There are a few possibilities I could see between these two teams. The first thought was J.D. Martinez, who could potentially be the best bat available in the entire league this winter. The slugger is clearly having a rough year, currently sitting with a 95 wRC+. Still, he has enough of a track record that a team in need of big offense could be interested, and based on some comments from Martinez of late it’s not crazy to think he could go on a big run if traded to a contender. All of that being said, there is a bit of an issue with fit here as this kind of trade would mean either Martinez or Franmil Reyes would have to play in the outfield every day, and that may not be ideal for Cleveland.
So, if that is indeed an issue, the Red Sox may need to aim lower and dangle Jackie Bradley Jr. or Kevin Pillar. Obviously the return for either of these guys would be lower than Martinez since A) they are worse than Martinez and B) they are certain free agents after the season. (Martinez has an opt out, but given the uncertainty of what the financial situation for teams will be this winter it’s hard to see him utilizing it.)
Cleveland needs all the help they can get in the outfield, though.
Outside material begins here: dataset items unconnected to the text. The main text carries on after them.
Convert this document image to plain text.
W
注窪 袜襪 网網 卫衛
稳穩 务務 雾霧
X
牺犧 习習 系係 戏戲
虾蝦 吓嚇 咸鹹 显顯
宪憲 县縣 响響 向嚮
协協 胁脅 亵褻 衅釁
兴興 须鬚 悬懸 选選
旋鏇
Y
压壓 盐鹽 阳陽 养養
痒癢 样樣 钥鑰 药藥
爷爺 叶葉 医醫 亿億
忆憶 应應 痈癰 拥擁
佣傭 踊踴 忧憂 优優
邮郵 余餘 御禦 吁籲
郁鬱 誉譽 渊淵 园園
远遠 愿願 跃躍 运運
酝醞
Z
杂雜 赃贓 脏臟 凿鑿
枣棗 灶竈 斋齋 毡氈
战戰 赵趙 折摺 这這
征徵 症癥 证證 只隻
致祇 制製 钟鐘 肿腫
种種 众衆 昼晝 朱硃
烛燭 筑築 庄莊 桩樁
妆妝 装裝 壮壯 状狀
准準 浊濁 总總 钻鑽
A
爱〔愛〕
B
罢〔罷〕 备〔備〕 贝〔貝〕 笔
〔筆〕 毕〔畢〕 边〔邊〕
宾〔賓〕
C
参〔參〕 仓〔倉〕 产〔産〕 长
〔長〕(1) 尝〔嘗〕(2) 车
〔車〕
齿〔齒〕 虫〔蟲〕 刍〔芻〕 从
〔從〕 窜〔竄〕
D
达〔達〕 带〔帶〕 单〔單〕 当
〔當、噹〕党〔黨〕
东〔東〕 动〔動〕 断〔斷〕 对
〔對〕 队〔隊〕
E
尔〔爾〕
Right now, they have Tyler Naquin, Delino DeShields Jr. and Domingo Santana manning the three outfield spots most nights. All told, the Indians have gotten a 32 wRC+ from their outfield this season — that is patently absurd and means their entire outfield has been 68 percent worse than the league-average hitter — and by FanGraphs WAR their entire outfield has been one win below replacement value. That is untenable, and while the bats of Pillar and Bradley are far from sure things even their defensive prowess would provide a little stability to an outfield in desperate need of that. This is probably the most likely kind of deal that would come together.
Amid all of the recent controversy, there has been some speculation Cleveland could look to move one of Clevinger and Plesac, too. I don’t know that I would even want the Red Sox to go after that kind of deal given what they just did to their teammates, and even if I did I certainly don’t think the previous two scenarios get them there. The one way they could potentially get there is if they talked about something centering around Andrew Benintendi. Now, given Benintendi’s struggles this year, not to mention his injury, this could also not get them close. But it’s not crazy to think some teams still see him as an All-Star caliber player who needs a change of scenery. It would need to be more than Benintendi, but it could be a conversation starter for a team that doesn’t really have long-term outfield help coming up any time soon, either. Again, I don’t think this is likely, but it’s a longshot possibility to keep in mind.
As far as what the Red Sox could be looking for if we focus strictly on prospects, I don’t see them getting anything at the top of the system for Cleveland, which would mean top-50 prospect Nolan Jones. Maybe they could shoot for a guy like Tyler Freeman — who is a borderline top 100 prospect — in a Martinez deal, but that’s probably the ceiling. More likely is that they will be searching the depths of the system, but for a team in need of pitching you could do worse than looking at Cleveland. Think about names like Triston McKenzie, a former top prospect who has fallen off in recent years, or Sam Henteges, a low-ceiling starter who is relatively close.
Ultimately, there’s probably not a blockbuster to be had with the Indians unless they are bigger believers in Franmil Reyes’s defense than one would think. Martinez is the most likely player to be traded by the Red Sox who would bring back something close to a big piece, but I don’t know that the fit is there with Cleveland. That said, their outfield is a mess and the Red Sox have two low-cost players that could be sent out to fit that need and one post-hype, low-stock outfielder that could be the start of a very interesting trade between these two sides.